- Based on: Riding the Bus with My Sister by Rachel Simon
- Written by: Joyce Eliason
- Directed by: Anjelica Huston
- Starring: Rosie O'Donnell Andie MacDowell
- Music by: Stewart Copeland
- Country of origin: United States
- Original language: English

Production
- Producer: Sherri Saito
- Cinematography: Anthony B. Richmond
- Editor: Roberto Silvi
- Running time: 90 minutes
- Production companies: Blue Ridge Motion Pictures; Hallmark Hall of Fame Productions;

Original release
- Network: CBS
- Release: May 1, 2005

= Riding the Bus with My Sister =

2005 film directed by Anjelica Huston

Riding the Bus with My Sister is a 2005 television film that aired on CBS as part of the Hallmark Hall of Fame anthology series, based on the 2002 memoir of the same name by Rachel Simon. The film, like the book, is about the time Simon spent with her sister Beth, who has a developmental disability, and whose lifestyle revolves around riding buses in her home city of Reading, Pennsylvania. Andie MacDowell plays Rachel Simon, while Rosie O'Donnell plays Beth. It was directed by Anjelica Huston, with a screenplay by Joyce Eliason.

Riding the Bus with My Sister was filmed in Hamilton, Ontario, Canada.

==Plot==
Beth, a woman with an intellectual disability, is dependent on her father, and spends her days riding the fixed route buses in the city of Reading, Pennsylvania where she lives. When her father dies, her sister Rachel comes to stay with her. At first, they fight about Beth's rampant consumption of junk food, resulting in bringing her cholesterol levels up, but after six months Rachel realizes that Beth is content with her life.
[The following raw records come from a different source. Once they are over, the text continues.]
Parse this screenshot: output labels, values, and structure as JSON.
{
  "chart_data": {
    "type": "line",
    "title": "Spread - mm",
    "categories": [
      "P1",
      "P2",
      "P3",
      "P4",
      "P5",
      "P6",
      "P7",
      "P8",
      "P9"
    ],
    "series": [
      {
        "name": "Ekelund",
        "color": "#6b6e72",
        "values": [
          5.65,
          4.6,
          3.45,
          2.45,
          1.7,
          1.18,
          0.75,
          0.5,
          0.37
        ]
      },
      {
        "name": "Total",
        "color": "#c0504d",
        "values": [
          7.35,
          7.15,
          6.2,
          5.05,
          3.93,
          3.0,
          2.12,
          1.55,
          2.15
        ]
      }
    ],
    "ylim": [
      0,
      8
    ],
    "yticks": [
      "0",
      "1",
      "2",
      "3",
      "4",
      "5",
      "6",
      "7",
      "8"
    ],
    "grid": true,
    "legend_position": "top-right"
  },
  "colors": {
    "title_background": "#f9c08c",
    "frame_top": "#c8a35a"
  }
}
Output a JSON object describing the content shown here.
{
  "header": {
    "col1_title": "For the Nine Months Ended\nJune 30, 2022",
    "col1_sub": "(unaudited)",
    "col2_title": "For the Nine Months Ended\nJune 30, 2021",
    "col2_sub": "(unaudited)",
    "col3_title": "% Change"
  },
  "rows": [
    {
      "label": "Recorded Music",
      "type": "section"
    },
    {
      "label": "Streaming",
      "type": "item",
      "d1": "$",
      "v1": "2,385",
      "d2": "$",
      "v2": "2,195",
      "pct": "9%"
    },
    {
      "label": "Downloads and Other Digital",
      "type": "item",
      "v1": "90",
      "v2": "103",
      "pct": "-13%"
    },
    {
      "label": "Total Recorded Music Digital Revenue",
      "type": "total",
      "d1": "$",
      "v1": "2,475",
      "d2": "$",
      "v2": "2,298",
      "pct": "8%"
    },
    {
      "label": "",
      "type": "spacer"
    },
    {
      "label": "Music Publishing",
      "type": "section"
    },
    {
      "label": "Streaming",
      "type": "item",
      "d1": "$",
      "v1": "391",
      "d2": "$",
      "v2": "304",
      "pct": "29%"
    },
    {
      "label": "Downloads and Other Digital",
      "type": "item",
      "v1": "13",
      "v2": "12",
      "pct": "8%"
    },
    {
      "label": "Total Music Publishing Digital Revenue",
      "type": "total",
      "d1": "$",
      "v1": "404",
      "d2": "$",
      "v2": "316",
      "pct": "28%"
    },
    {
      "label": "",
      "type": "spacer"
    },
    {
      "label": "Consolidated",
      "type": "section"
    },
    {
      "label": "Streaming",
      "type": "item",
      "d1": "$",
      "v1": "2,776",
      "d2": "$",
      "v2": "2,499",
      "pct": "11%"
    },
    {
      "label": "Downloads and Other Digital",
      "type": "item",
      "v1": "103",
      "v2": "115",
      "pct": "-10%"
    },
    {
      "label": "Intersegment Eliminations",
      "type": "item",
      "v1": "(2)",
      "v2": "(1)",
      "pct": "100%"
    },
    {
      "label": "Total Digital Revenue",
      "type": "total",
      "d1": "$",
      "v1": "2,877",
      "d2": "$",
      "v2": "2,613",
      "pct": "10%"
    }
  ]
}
==Differences from the book==
Many aspects of the book were altered for the film. These include turning Rachel into a fashion photographer, eliminating an older sister and changing the name of the brother, and having the sisters' father die early in the story (whereas, in real life, he was still alive when the movie aired). The civil rights aspect of the story was also less explicit, the backstory was compressed, both characters were presented as more extreme than they are in the book, and several other characters were composites.

==Cast==

- Andie MacDowell as Rachel Simon
- Rosie O'Donnell as Beth Simon
- Richard T. Jones as Jesse
- D.W. Moffett as Rick
- Boyd Banks as Henry
- Tom Barnett as Bobby
- Peter Cockett as Sam
- Raven Dauda as Shanae
- Jayne Eastwood as Estella
- Allegra Fulton as Vera
- Shauna MacDonald as Nona
- Roberta Maxwell as Valerie
- Vijay Mehta as Pradlip
- Charles Officer as Xavier
- Simon Reynolds as Morris
- Angelo Tsarouchas as Mean Eugene

==Production==
In May 2004, it was announced Anjelica Huston would direct an adaptation of the book Riding the Bus with My Sister.

==Reception==
Unlike the book, which received positive reviews, the film received negative reviews. O'Donnell's performance as Beth has been criticized for being "over the top." Howard Stern, Variety, Opie and Anthony, and the Pittsburgh Post-Gazette all commented that O'Donnell sounded like Pee-wee Herman.

Despite the negative reviews, Riding the Bus with My Sister was a ratings success with 15 million viewers and a 3.5/8 share.

Simon said of the movie: "It's a poignant, moving, and powerful film. It also portrays both characters, as well as the struggles of the special sibling relationship, in a more realistic way than we usually get to see in film, and presents bus drivers as the everyday heroes that I now know them to be. In addition, the movie highlights some of the main themes from my book: Beth's right to live her life by her own choices, the importance of public transportation for a fully independent life, the essential need for friendships in the community, and the challenges and rewards of the sibling bond."

==Awards==
In 2006, the film was nominated for a Prism Award for Best TV Movie or Miniseries, and a Young Artist Award for Best Family Television Movie or Special.